SHAFAQNA – A typical British young man as he might appear, Harris J has succeeded in mixing pop music he performs with his Islamic faith, showing a winning mix which attracted thousands of Muslim fans across the world.
“I just wanted to do music that wasn’t necessarily speaking about drugs and stuff like that, but speaking about things that are morally sound and things that people can get benefit from in their day-to-day life,” Harris J told American radio station NPR.
“I’ve always wanted to make a change within music that people, mostly teenagers, listen to nowadays,” the 18-year-old British Muslim added.
Born in Chelsea in the heart of London, Harris J is a young British Muslim artist with Indian and Irish heritage signed to Awakening Records.
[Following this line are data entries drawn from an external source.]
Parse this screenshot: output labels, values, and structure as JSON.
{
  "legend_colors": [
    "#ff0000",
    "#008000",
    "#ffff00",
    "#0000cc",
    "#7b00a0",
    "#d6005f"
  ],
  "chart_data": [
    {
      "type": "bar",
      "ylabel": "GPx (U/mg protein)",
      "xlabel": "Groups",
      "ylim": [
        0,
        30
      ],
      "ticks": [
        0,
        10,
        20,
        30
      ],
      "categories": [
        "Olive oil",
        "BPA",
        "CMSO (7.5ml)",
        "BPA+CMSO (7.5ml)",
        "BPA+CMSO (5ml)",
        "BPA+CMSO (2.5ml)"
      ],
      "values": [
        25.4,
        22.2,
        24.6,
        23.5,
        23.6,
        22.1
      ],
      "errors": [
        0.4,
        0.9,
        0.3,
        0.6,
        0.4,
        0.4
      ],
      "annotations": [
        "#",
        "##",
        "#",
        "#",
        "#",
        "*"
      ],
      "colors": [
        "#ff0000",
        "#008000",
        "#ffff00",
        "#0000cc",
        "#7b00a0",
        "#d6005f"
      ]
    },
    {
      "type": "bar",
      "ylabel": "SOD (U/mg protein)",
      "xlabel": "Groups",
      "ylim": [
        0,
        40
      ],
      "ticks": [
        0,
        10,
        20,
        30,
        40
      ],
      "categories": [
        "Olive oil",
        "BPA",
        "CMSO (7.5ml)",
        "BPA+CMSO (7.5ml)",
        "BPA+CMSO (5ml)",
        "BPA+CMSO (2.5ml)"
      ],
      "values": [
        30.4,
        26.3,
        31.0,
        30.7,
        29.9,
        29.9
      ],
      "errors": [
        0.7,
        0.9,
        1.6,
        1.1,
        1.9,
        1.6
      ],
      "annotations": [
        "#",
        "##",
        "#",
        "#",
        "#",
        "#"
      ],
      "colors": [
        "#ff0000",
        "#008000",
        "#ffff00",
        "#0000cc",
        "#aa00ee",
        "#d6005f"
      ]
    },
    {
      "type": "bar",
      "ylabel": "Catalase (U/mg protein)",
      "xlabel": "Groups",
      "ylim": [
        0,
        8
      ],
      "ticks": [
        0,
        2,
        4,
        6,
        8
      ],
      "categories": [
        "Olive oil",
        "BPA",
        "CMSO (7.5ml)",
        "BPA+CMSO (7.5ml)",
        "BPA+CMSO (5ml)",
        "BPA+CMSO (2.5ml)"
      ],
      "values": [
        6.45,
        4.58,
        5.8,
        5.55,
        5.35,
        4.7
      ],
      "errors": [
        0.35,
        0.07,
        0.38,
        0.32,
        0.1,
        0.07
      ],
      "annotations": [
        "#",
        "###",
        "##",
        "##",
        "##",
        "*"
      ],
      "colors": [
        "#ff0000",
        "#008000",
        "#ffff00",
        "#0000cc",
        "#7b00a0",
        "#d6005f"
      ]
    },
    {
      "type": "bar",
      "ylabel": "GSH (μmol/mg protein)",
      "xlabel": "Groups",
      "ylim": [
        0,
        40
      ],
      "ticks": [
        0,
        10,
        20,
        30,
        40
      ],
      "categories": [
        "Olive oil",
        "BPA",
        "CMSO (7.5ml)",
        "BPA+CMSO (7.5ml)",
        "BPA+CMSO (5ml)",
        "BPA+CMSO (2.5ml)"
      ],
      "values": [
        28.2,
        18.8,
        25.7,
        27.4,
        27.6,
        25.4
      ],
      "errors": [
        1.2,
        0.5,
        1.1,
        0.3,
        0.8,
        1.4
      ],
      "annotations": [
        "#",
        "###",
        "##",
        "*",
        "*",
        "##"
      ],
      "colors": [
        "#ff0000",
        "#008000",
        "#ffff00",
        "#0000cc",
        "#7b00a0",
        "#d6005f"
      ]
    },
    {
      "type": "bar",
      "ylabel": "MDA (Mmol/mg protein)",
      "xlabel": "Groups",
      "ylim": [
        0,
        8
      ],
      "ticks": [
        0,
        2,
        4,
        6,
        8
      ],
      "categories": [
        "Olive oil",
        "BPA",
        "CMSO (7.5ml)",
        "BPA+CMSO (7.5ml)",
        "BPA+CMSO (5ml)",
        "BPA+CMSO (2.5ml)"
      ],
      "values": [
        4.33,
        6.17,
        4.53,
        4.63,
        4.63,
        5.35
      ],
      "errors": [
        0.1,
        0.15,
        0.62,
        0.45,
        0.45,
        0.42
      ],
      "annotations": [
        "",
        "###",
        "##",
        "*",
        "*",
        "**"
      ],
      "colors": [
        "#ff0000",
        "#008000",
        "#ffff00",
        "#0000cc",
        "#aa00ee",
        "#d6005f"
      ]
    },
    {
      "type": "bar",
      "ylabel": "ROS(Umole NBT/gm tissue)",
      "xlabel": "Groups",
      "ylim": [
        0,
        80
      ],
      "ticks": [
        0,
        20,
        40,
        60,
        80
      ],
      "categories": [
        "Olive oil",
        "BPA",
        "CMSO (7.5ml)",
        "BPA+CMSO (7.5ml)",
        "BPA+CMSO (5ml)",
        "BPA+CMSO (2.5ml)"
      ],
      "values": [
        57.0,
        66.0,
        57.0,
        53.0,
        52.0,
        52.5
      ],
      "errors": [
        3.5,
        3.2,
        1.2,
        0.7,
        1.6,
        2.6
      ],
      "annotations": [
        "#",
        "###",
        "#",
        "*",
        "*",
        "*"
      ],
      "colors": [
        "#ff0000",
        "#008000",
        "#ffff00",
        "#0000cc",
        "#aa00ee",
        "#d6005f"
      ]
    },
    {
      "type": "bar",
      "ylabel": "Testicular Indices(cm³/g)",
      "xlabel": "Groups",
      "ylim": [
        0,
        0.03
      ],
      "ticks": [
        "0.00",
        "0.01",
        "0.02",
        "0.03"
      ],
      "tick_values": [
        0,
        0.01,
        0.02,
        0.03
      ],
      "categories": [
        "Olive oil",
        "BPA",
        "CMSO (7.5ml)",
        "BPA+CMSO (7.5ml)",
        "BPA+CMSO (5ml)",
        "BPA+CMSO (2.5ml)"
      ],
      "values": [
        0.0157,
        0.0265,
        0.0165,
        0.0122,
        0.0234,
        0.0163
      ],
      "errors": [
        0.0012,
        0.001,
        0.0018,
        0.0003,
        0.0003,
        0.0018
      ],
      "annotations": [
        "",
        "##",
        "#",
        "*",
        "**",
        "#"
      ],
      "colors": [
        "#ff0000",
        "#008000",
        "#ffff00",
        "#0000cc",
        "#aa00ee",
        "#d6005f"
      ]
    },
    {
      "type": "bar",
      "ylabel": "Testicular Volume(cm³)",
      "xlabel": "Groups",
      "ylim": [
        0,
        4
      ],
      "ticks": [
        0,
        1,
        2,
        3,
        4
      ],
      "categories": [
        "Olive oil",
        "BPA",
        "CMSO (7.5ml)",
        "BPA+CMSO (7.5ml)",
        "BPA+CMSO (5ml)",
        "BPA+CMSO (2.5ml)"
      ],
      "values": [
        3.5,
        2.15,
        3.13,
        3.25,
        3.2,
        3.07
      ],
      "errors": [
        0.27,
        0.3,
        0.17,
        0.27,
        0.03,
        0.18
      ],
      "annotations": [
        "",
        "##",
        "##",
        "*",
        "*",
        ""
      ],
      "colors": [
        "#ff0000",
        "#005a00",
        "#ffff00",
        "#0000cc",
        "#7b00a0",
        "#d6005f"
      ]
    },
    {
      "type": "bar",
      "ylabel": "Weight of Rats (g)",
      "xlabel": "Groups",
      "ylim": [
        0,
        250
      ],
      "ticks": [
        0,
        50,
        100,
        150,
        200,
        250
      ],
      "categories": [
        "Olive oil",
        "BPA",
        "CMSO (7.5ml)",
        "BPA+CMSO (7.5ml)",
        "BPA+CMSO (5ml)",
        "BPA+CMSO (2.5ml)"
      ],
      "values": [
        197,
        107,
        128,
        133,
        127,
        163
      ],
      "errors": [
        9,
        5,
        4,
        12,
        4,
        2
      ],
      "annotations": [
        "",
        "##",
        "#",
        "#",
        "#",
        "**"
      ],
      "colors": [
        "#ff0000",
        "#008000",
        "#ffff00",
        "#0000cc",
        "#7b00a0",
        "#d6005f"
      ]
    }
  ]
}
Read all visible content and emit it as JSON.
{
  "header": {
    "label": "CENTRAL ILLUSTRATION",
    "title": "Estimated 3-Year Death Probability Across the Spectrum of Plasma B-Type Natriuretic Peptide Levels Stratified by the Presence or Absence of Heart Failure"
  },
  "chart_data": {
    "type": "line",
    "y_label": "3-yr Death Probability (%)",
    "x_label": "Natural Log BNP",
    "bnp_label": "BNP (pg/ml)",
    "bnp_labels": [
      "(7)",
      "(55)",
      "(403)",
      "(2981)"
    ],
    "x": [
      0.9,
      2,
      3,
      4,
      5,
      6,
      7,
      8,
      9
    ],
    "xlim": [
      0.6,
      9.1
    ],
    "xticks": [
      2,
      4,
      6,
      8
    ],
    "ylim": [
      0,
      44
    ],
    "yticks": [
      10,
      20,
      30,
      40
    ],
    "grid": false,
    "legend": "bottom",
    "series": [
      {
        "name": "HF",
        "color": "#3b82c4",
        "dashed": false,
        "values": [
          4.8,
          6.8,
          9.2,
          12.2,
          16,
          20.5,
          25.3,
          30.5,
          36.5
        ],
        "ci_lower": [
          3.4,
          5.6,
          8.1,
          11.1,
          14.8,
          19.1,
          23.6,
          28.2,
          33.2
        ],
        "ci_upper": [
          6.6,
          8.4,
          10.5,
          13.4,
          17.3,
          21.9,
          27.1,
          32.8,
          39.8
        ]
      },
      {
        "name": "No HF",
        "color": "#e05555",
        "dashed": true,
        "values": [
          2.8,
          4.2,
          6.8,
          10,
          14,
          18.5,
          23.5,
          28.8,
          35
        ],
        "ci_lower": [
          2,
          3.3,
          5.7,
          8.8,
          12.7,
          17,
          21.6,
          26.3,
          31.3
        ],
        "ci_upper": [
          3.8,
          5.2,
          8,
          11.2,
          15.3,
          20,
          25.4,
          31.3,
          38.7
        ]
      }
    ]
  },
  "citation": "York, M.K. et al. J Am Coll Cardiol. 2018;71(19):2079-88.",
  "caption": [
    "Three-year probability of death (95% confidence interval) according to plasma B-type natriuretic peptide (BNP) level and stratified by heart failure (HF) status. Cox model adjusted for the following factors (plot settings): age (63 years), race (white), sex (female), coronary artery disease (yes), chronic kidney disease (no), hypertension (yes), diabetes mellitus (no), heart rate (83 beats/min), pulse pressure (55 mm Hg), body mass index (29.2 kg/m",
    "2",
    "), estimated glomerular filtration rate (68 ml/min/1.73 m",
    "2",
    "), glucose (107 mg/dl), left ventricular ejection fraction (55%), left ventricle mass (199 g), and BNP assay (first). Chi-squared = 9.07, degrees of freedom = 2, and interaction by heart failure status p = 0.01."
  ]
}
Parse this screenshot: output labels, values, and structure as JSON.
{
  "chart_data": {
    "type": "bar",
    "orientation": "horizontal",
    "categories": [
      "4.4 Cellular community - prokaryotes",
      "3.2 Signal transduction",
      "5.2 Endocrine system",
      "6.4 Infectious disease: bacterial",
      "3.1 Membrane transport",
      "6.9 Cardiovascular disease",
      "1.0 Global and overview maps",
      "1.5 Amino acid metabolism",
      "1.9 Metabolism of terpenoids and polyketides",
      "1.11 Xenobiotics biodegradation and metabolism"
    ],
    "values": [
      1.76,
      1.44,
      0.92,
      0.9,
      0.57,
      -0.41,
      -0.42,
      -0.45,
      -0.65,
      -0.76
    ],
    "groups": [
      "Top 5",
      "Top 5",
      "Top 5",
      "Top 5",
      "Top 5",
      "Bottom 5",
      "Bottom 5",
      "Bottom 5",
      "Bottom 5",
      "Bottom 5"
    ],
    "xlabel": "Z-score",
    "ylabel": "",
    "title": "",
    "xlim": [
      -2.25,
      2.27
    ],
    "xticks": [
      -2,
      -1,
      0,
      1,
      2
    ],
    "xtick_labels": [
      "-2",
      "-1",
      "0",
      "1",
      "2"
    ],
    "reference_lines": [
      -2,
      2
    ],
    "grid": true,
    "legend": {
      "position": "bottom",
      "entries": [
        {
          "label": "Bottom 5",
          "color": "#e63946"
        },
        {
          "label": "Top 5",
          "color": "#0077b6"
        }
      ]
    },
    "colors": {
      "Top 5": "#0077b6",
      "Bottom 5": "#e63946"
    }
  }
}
Having a natural talent for singing, he began singing and performing in public at the age of five at school recitals and multi-faith gatherings.
Having entered the social media powered Awakening Talent Contest in 2013, Harris J went on to win the competition and signed an exclusive record deal with Awakening Records.
When asked about what Islam means to him, Harris said: “It’s something that I follow day to day in my life. I pray five times a day.”
“Everyone knows Islam can be portrayed as a religion that it’s not. It’s a religion purely and entirely about peace. Whenever I’m in trouble, when I have something to worry about I turn to my religion.
“It’s a source of comfort for me. It’s a very important factor in my life,” he added.
In July 2015 Harris J graduated from the world renowned BRIT School of Performing Arts in London (alumni include Adele, Amy Winehouse and others).
Harris J has performed in charity tours in the UK and at the Mandela tribute concert in South Africa. World Music Trends have identified Harris as “an artist who will take the global Islamic music scene by storm.”
“My message to the world is purely just to show the true hidden idealisms and beliefs of our religion. I’m trying to show them it’s not what they see every day on the news. It’s a religion of peace and love. I want to make a positive difference,” Harris J said.
The huge success of Islamic songs among youth in the west started when Awakening, which has its UK head office in Swansea, signed its first artist, Sami Yusuf, in 2003.
Providing Muslims an opportunity to listen to halal, “clean”, music, Awakening had a profound impact on many young Muslims, particularly in the west.
In 2008, the star of Maher Zain, possibly the biggest name in the Islamic music industry currently, was rising.
His first album, Thank You Allah, catapulted him to celebrity status in the Islamic world, and he has just released his second album, Forgive Me.